Sir Louis walked out. Almost before his spurs ceased jingling in the tiled hall, Brigadier-General Jenkins strode out in a towering rage from behind the screen.
“’Pon my soul, a spy’s trick!” he exploded. “Had an eavesdropper, did you? Listening from behind a screen while you tricked me into a promise on Catesby’s account!”
“Sure,” Grim answered, folding the screen back, and letting his face wrinkle in smiles all the way up to the roots of his hair. Very comical he looked, for his eyebrows were only partly sprouted again. “Had two of you to listen in on the Administrator!”
“Endorses you in blank, eh? How long would he let the endorsement stand if he knew I was behind that screen while he was talking to you?”
“Try him!” Grim suggested. “Shall I call him back? He doesn’t want to break you—told me so, in fact, last night—but he could change his mind, I daresay. My tip to you is to get back to Ludd as fast as your car can take you, release Catesby, and say as little as possible to any one!”

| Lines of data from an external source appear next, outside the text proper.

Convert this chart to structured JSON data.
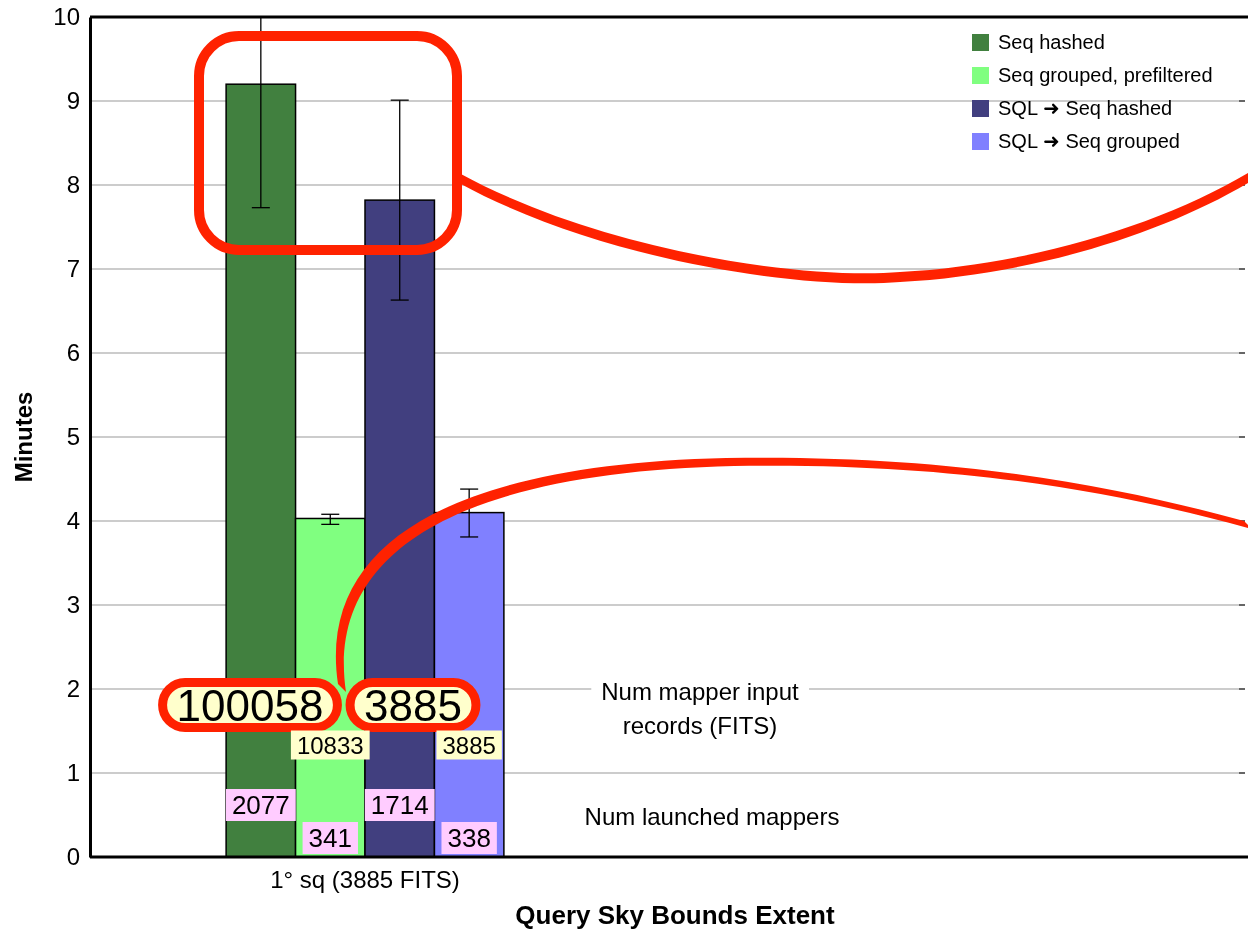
{
  "chart_data": {
    "type": "bar",
    "xlabel": "Query Sky Bounds Extent",
    "ylabel": "Minutes",
    "categories": [
      "1° sq (3885 FITS)"
    ],
    "series": [
      {
        "name": "Seq hashed",
        "color": "#41803f",
        "values": [
          9.2
        ],
        "errors": [
          [
            7.73,
            10
          ]
        ]
      },
      {
        "name": "Seq grouped, prefiltered",
        "color": "#80ff80",
        "values": [
          4.03
        ],
        "errors": [
          [
            3.96,
            4.08
          ]
        ]
      },
      {
        "name": "SQL ➜ Seq hashed",
        "color": "#413f7f",
        "values": [
          7.82
        ],
        "errors": [
          [
            6.63,
            9.01
          ]
        ]
      },
      {
        "name": "SQL ➜ Seq grouped",
        "color": "#8080ff",
        "values": [
          4.1
        ],
        "errors": [
          [
            3.81,
            4.38
          ]
        ]
      }
    ],
    "ylim": [
      0,
      10
    ],
    "yticks": [
      0,
      1,
      2,
      3,
      4,
      5,
      6,
      7,
      8,
      9,
      10
    ],
    "grid": "y",
    "legend": "top right",
    "annotations": [
      "100058",
      "3885",
      "10833",
      "3885",
      "Num mapper input records (FITS)",
      "Num launched mappers",
      "2077",
      "341",
      "1714",
      "338"
    ]
  }
}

“Damn you for a Yankee!” Jenkins answered. “You’ve got me cornered for the moment, and you make the most of it. But wait till my turn comes! As for you, sir,” Jenkins turned and looked me up and down with all the arrogance that nice new crossed swords on his shoulder can give a certain sort of man, “don’t let me catch you trying to interfere in any Administration business, that’s all!”
I offered him a cigarette, grinning. There was no sense in picking a quarrel. No man likes to discover that a perfect stranger has overheard his intimate confessions. His annoyance was understandable. But he hadn’t nice manners. He knocked the cigarette case out of my hand and kicked it across the room. So I got into one of the deep armchairs and laughed at him in self-defense, to preserve my own temper from boiling up over the top.

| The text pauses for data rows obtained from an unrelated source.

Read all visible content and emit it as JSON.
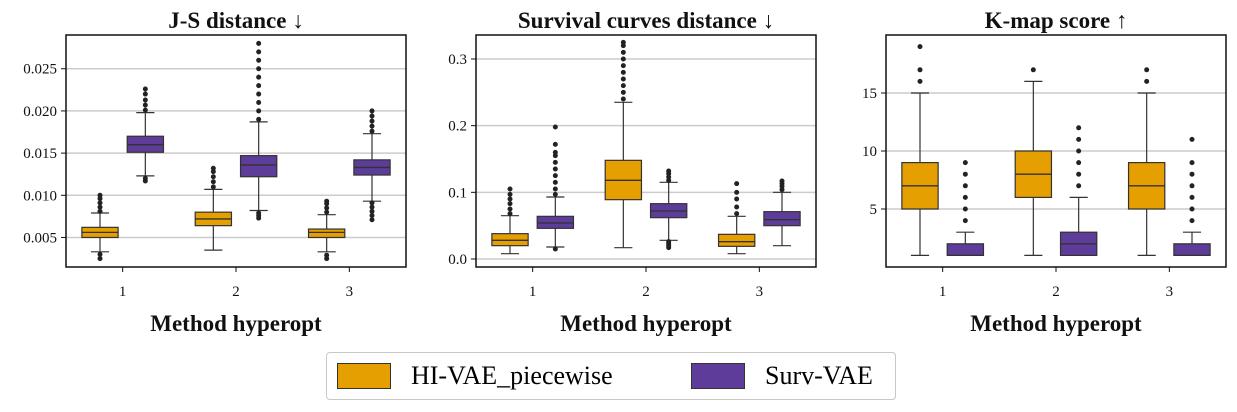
{
  "legend": {
    "items": [
      {
        "label": "HI-VAE_piecewise",
        "color": "#E69F00"
      },
      {
        "label": "Surv-VAE",
        "color": "#5E3C99"
      }
    ]
  },
  "chart_data": [
    {
      "type": "box",
      "title": "J-S distance ↓",
      "xlabel": "Method hyperopt",
      "ylabel": "",
      "categories": [
        "1",
        "2",
        "3"
      ],
      "ylim": [
        0.0015,
        0.029
      ],
      "yticks": [
        0.005,
        0.01,
        0.015,
        0.02,
        0.025
      ],
      "ytick_labels": [
        "0.005",
        "0.010",
        "0.015",
        "0.020",
        "0.025"
      ],
      "grid": "horizontal",
      "series": [
        {
          "name": "HI-VAE_piecewise",
          "color": "#E69F00",
          "boxes": [
            {
              "whislo": 0.0033,
              "q1": 0.005,
              "med": 0.0056,
              "q3": 0.0062,
              "whishi": 0.0079,
              "fliers_low": [
                0.0025,
                0.003
              ],
              "fliers_high": [
                0.0081,
                0.0086,
                0.0091,
                0.0096,
                0.01
              ]
            },
            {
              "whislo": 0.0035,
              "q1": 0.0064,
              "med": 0.0072,
              "q3": 0.008,
              "whishi": 0.0107,
              "fliers_low": [],
              "fliers_high": [
                0.011,
                0.0116,
                0.0122,
                0.0128,
                0.0132
              ]
            },
            {
              "whislo": 0.0033,
              "q1": 0.005,
              "med": 0.0056,
              "q3": 0.006,
              "whishi": 0.0077,
              "fliers_low": [
                0.0025,
                0.0029
              ],
              "fliers_high": [
                0.008,
                0.0085,
                0.009,
                0.0093
              ]
            }
          ]
        },
        {
          "name": "Surv-VAE",
          "color": "#5E3C99",
          "boxes": [
            {
              "whislo": 0.0123,
              "q1": 0.0151,
              "med": 0.016,
              "q3": 0.017,
              "whishi": 0.0198,
              "fliers_low": [
                0.0117,
                0.012
              ],
              "fliers_high": [
                0.0201,
                0.0207,
                0.0213,
                0.022,
                0.0226
              ]
            },
            {
              "whislo": 0.0082,
              "q1": 0.0122,
              "med": 0.0136,
              "q3": 0.0147,
              "whishi": 0.0187,
              "fliers_low": [
                0.0073,
                0.0076,
                0.0079
              ],
              "fliers_high": [
                0.019,
                0.02,
                0.021,
                0.022,
                0.023,
                0.024,
                0.025,
                0.026,
                0.027,
                0.028
              ]
            },
            {
              "whislo": 0.0093,
              "q1": 0.0124,
              "med": 0.0133,
              "q3": 0.0142,
              "whishi": 0.0173,
              "fliers_low": [
                0.0071,
                0.0076,
                0.0081,
                0.0086,
                0.0091
              ],
              "fliers_high": [
                0.0176,
                0.0182,
                0.0188,
                0.0194,
                0.02
              ]
            }
          ]
        }
      ]
    },
    {
      "type": "box",
      "title": "Survival curves distance ↓",
      "xlabel": "Method hyperopt",
      "ylabel": "",
      "categories": [
        "1",
        "2",
        "3"
      ],
      "ylim": [
        -0.012,
        0.336
      ],
      "yticks": [
        0.0,
        0.1,
        0.2,
        0.3
      ],
      "ytick_labels": [
        "0.0",
        "0.1",
        "0.2",
        "0.3"
      ],
      "grid": "horizontal",
      "series": [
        {
          "name": "HI-VAE_piecewise",
          "color": "#E69F00",
          "boxes": [
            {
              "whislo": 0.008,
              "q1": 0.02,
              "med": 0.028,
              "q3": 0.038,
              "whishi": 0.065,
              "fliers_low": [],
              "fliers_high": [
                0.068,
                0.075,
                0.083,
                0.09,
                0.097,
                0.105
              ]
            },
            {
              "whislo": 0.017,
              "q1": 0.089,
              "med": 0.118,
              "q3": 0.148,
              "whishi": 0.235,
              "fliers_low": [],
              "fliers_high": [
                0.24,
                0.25,
                0.26,
                0.27,
                0.28,
                0.29,
                0.3,
                0.31,
                0.32,
                0.325
              ]
            },
            {
              "whislo": 0.008,
              "q1": 0.019,
              "med": 0.026,
              "q3": 0.037,
              "whishi": 0.064,
              "fliers_low": [],
              "fliers_high": [
                0.068,
                0.078,
                0.09,
                0.1,
                0.113
              ]
            }
          ]
        },
        {
          "name": "Surv-VAE",
          "color": "#5E3C99",
          "boxes": [
            {
              "whislo": 0.018,
              "q1": 0.046,
              "med": 0.054,
              "q3": 0.064,
              "whishi": 0.093,
              "fliers_low": [
                0.015
              ],
              "fliers_high": [
                0.097,
                0.105,
                0.115,
                0.125,
                0.135,
                0.145,
                0.155,
                0.16,
                0.172,
                0.198
              ]
            },
            {
              "whislo": 0.028,
              "q1": 0.062,
              "med": 0.072,
              "q3": 0.083,
              "whishi": 0.115,
              "fliers_low": [
                0.017,
                0.02,
                0.023,
                0.026
              ],
              "fliers_high": [
                0.118,
                0.123,
                0.128,
                0.132
              ]
            },
            {
              "whislo": 0.02,
              "q1": 0.05,
              "med": 0.059,
              "q3": 0.071,
              "whishi": 0.1,
              "fliers_low": [],
              "fliers_high": [
                0.104,
                0.109,
                0.113,
                0.117
              ]
            }
          ]
        }
      ]
    },
    {
      "type": "box",
      "title": "K-map score ↑",
      "xlabel": "Method hyperopt",
      "ylabel": "",
      "categories": [
        "1",
        "2",
        "3"
      ],
      "ylim": [
        0,
        20
      ],
      "yticks": [
        5,
        10,
        15
      ],
      "ytick_labels": [
        "5",
        "10",
        "15"
      ],
      "grid": "horizontal",
      "series": [
        {
          "name": "HI-VAE_piecewise",
          "color": "#E69F00",
          "boxes": [
            {
              "whislo": 1,
              "q1": 5,
              "med": 7,
              "q3": 9,
              "whishi": 15,
              "fliers_low": [],
              "fliers_high": [
                16,
                17,
                19
              ]
            },
            {
              "whislo": 1,
              "q1": 6,
              "med": 8,
              "q3": 10,
              "whishi": 16,
              "fliers_low": [],
              "fliers_high": [
                17
              ]
            },
            {
              "whislo": 1,
              "q1": 5,
              "med": 7,
              "q3": 9,
              "whishi": 15,
              "fliers_low": [],
              "fliers_high": [
                16,
                17
              ]
            }
          ]
        },
        {
          "name": "Surv-VAE",
          "color": "#5E3C99",
          "boxes": [
            {
              "whislo": 1,
              "q1": 1,
              "med": 1,
              "q3": 2,
              "whishi": 3,
              "fliers_low": [],
              "fliers_high": [
                4,
                5,
                6,
                7,
                8,
                9
              ]
            },
            {
              "whislo": 1,
              "q1": 1,
              "med": 2,
              "q3": 3,
              "whishi": 6,
              "fliers_low": [],
              "fliers_high": [
                7,
                8,
                9,
                10,
                11,
                12
              ]
            },
            {
              "whislo": 1,
              "q1": 1,
              "med": 1,
              "q3": 2,
              "whishi": 3,
              "fliers_low": [],
              "fliers_high": [
                4,
                5,
                6,
                7,
                8,
                9,
                11
              ]
            }
          ]
        }
      ]
    }
  ]
}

“To hell with both of you!” Jenkins thundered, and strode out like Mars on the war-path.
“Poor old Jinks!” said Grim, as soon as he had gone. “As Sir Louis said last night, he has a wife and family besides the unofficial ladies on his string. All they’ll have to divide between them soon, at the rate he’s going, will be his half-pay. He has fought for promotion all his days, to keep abreast of expenses. What that string of cormorants will do with his four hundred pounds a year, when he oversteps at last and gets retired, beggars imagination! However, let’s get busy.”
Business consisted in dressing me up as an Arab with the aid of Suliman, and drilling me painstakingly for half-an-hour, both of them using every trick they knew to make me laugh or show surprise, and Grim nodding approval each time I contrived not to.